Een pleidooi voor een rechtbank al weer jaren geleden. Het ging toen vooral over één bepaalde rechtsvraag. Mijn tegenpleiter, die op trad voor eiseres, nam een standpunt in dat mijn cliënte, gedaagde, niet goed uitkwam.
Ik betoogde dat dat standpunt onjuist was. Hierbij verwees ik naar een betrekkelijk kort tevoren verdedigd proefschrift waarin mijn betoog dat dat standpunt onjuist was duidelijk steun vond.
Ad hominem
Vervolgens wees ik er nadrukkelijk op dat mijn tegenpleiter, juist hij (!), degene was die dat proefschrift geschreven had. Natuurlijk was dat een argumentum ad hominem.
Overtuigingskracht
Inhoudelijk snijdt een ad hominem-argument geen hout.
Maar bij pleiten en overtuigingskracht gaat het, hoe belangrijk de inhoud uiteindelijk ook is, niet uitsluitend daar om.
Immers, bij retorica gaat het om ethos, pathos en logos.
Bij dat pleidooi destijds had ik gewoon inhoudelijk een goed verhaal.
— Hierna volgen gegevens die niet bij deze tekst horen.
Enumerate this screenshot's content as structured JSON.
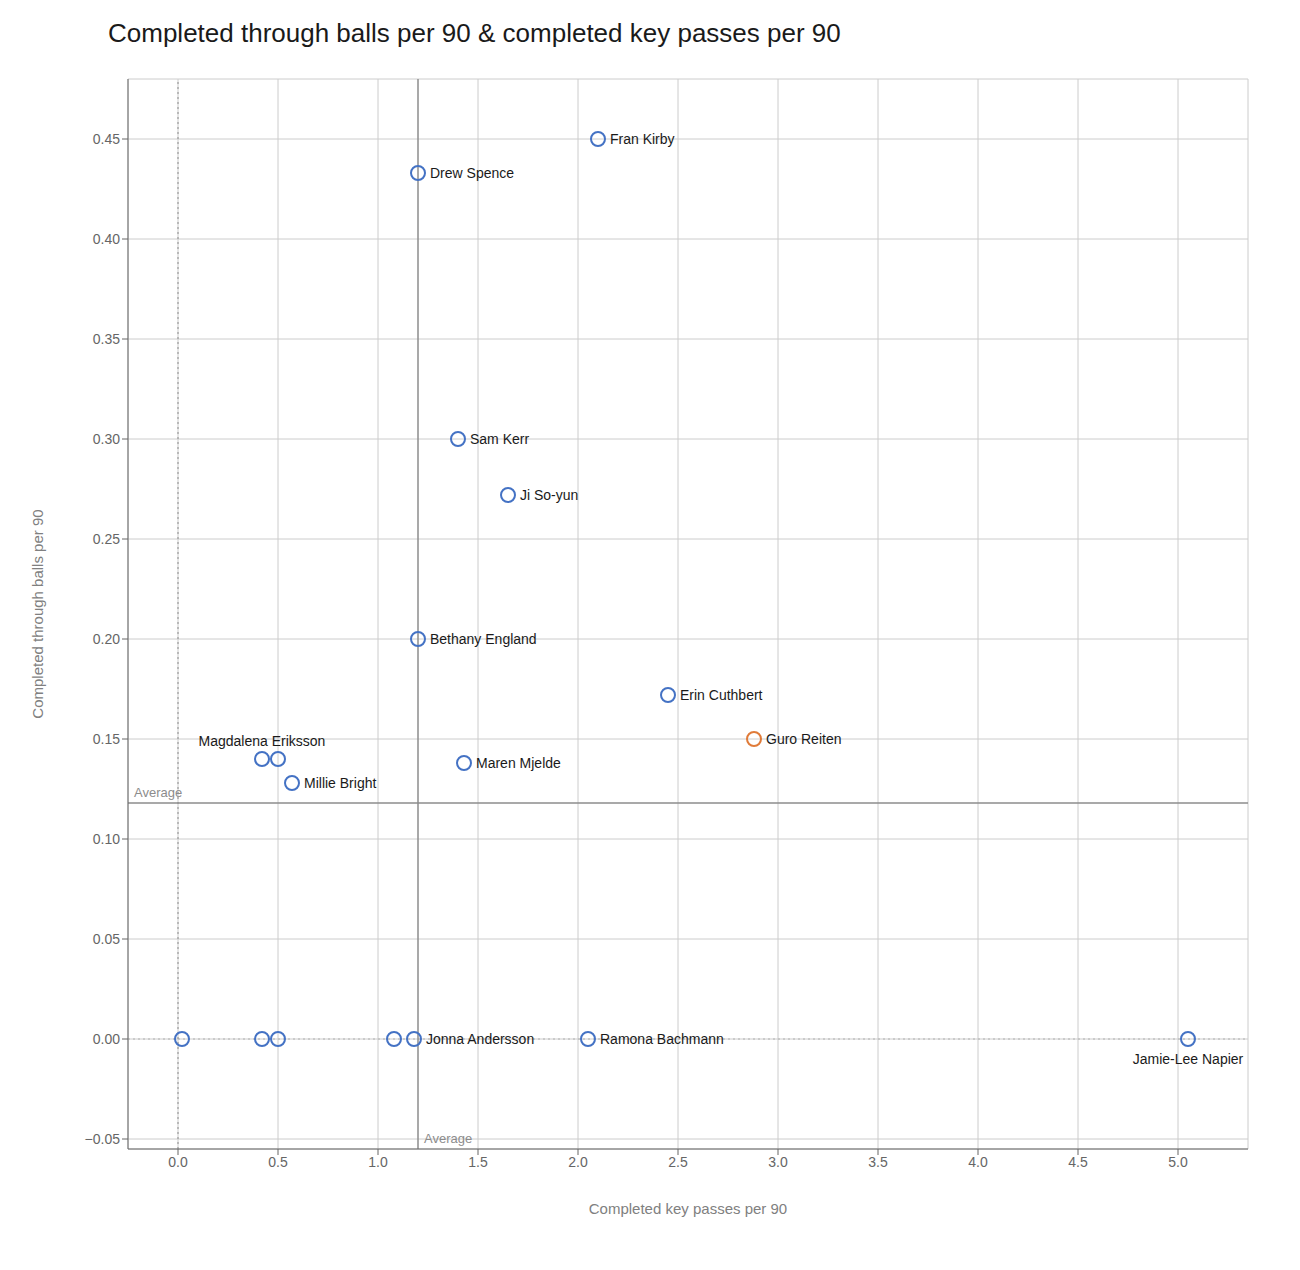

Dat ik toen ook op de man speelde, zorgde er in elk geval voor dat er gewoon wat te beleven viel. En natuurlijk bracht ik dat argumentum ad hominem met een kwinkslag.|
En hoe die zaak afliep? Na mijn pleidooi trok eiseres haar eis in. Overigens pas in appèl …
Reacties
Robert Redder
Dus de eiseres zag geen vlucht routes meer?